Employees had already taken their complaint to City Hall, writing letters to Fritz and Commissioner Jo Ann Hardesty. The City Council has no control over Pine State's wages—but employees are seeking a public show of support. "If our employer refuses to make good on his promise to the city of Portland," the letter to Fritz says, "will you join the workers of the Pine State and support us publicly?"

What Pine State says now

Snyder contests the allegations that he hasn't kept the promises he made in 2013. He concedes Pine State employees, depending on experience, start at minimum wage but that those wages can rise.

He says the company offers two health care plans for employees, one that meets the minimum requirements for coverage for an individual under the Affordable Care Act and a more comprehensive plan through Kaiser. He says the company subsidizes 50 percent of the premiums of both plans.
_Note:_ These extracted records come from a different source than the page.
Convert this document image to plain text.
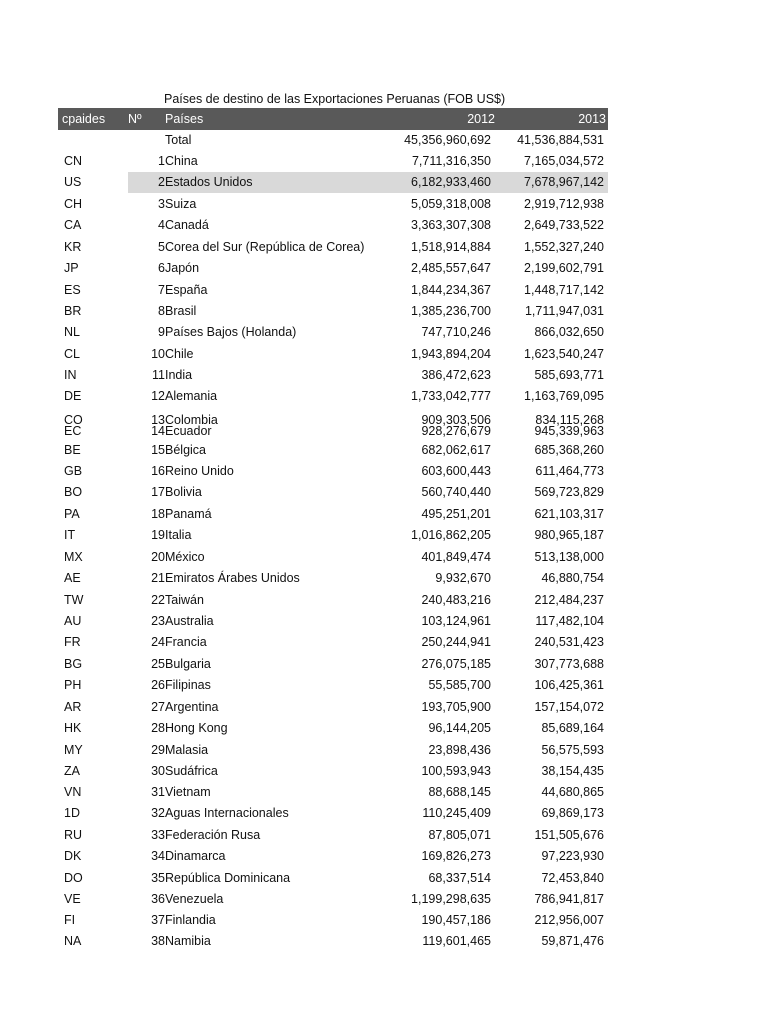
Países de destino de las Exportaciones Peruanas (FOB US$)
cpaides Nº Países	2012	2013
Total	45,356,960,692	41,536,884,531
CN	1 China	7,711,316,350	7,165,034,572
US	2 Estados Unidos	6,182,933,460	7,678,967,142
CH	3 Suiza	5,059,318,008	2,919,712,938
CA	4 Canadá	3,363,307,308	2,649,733,522
KR	5 Corea del Sur (República de Corea)	1,518,914,884	1,552,327,240
JP	6 Japón	2,485,557,647	2,199,602,791
ES	7 España	1,844,234,367	1,448,717,142
BR	8 Brasil	1,385,236,700	1,711,947,031
NL	9 Países Bajos (Holanda)	747,710,246	866,032,650
CL	10 Chile	1,943,894,204	1,623,540,247
IN	11 India	386,472,623	585,693,771
DE	12 Alemania	1,733,042,777	1,163,769,095
CO	13 Colombia	909,303,506	834,115,268
EC	14 Ecuador	928,276,679	945,339,963
BE	15 Bélgica	682,062,617	685,368,260
GB	16 Reino Unido	603,600,443	611,464,773
BO	17 Bolivia	560,740,440	569,723,829
PA	18 Panamá	495,251,201	621,103,317
IT	19 Italia	1,016,862,205	980,965,187
MX	20 México	401,849,474	513,138,000
AE	21 Emiratos Árabes Unidos	9,932,670	46,880,754
TW	22 Taiwán	240,483,216	212,484,237
AU	23 Australia	103,124,961	117,482,104
FR	24 Francia	250,244,941	240,531,423
BG	25 Bulgaria	276,075,185	307,773,688
PH	26 Filipinas	55,585,700	106,425,361
AR	27 Argentina	193,705,900	157,154,072
HK	28 Hong Kong	96,144,205	85,689,164
MY	29 Malasia	23,898,436	56,575,593
ZA	30 Sudáfrica	100,593,943	38,154,435
VN	31 Vietnam	88,688,145	44,680,865
1D	32 Aguas Internacionales	110,245,409	69,869,173
RU	33 Federación Rusa	87,805,071	151,505,676
DK	34 Dinamarca	169,826,273	97,223,930
DO	35 República Dominicana	68,337,514	72,453,840
VE	36 Venezuela	1,199,298,635	786,941,817
FI	37 Finlandia	190,457,186	212,956,007
NA	38 Namibia	119,601,465	59,871,476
"Our position has always been to try to provide a living wage for staff through not just their paycheck but a total compensation package," Snyder says. "My concern is, there is misinformation in the minds of employees."

Why it matters

The dispute at Pine State is the latest high-profile labor strife at a Portland counter-service eatery.

At Burgerville, the first fast-food restaurant in the nation to unionize, employees recently went on strike following failed wage negotiations. In July, after contentious votes, workers rejected a union drive at Little Big Burger. And quietly, in September, the small workforce at Scottie's Pizza Parlor unionized and was voluntarily recognized by the pizzeria's owner.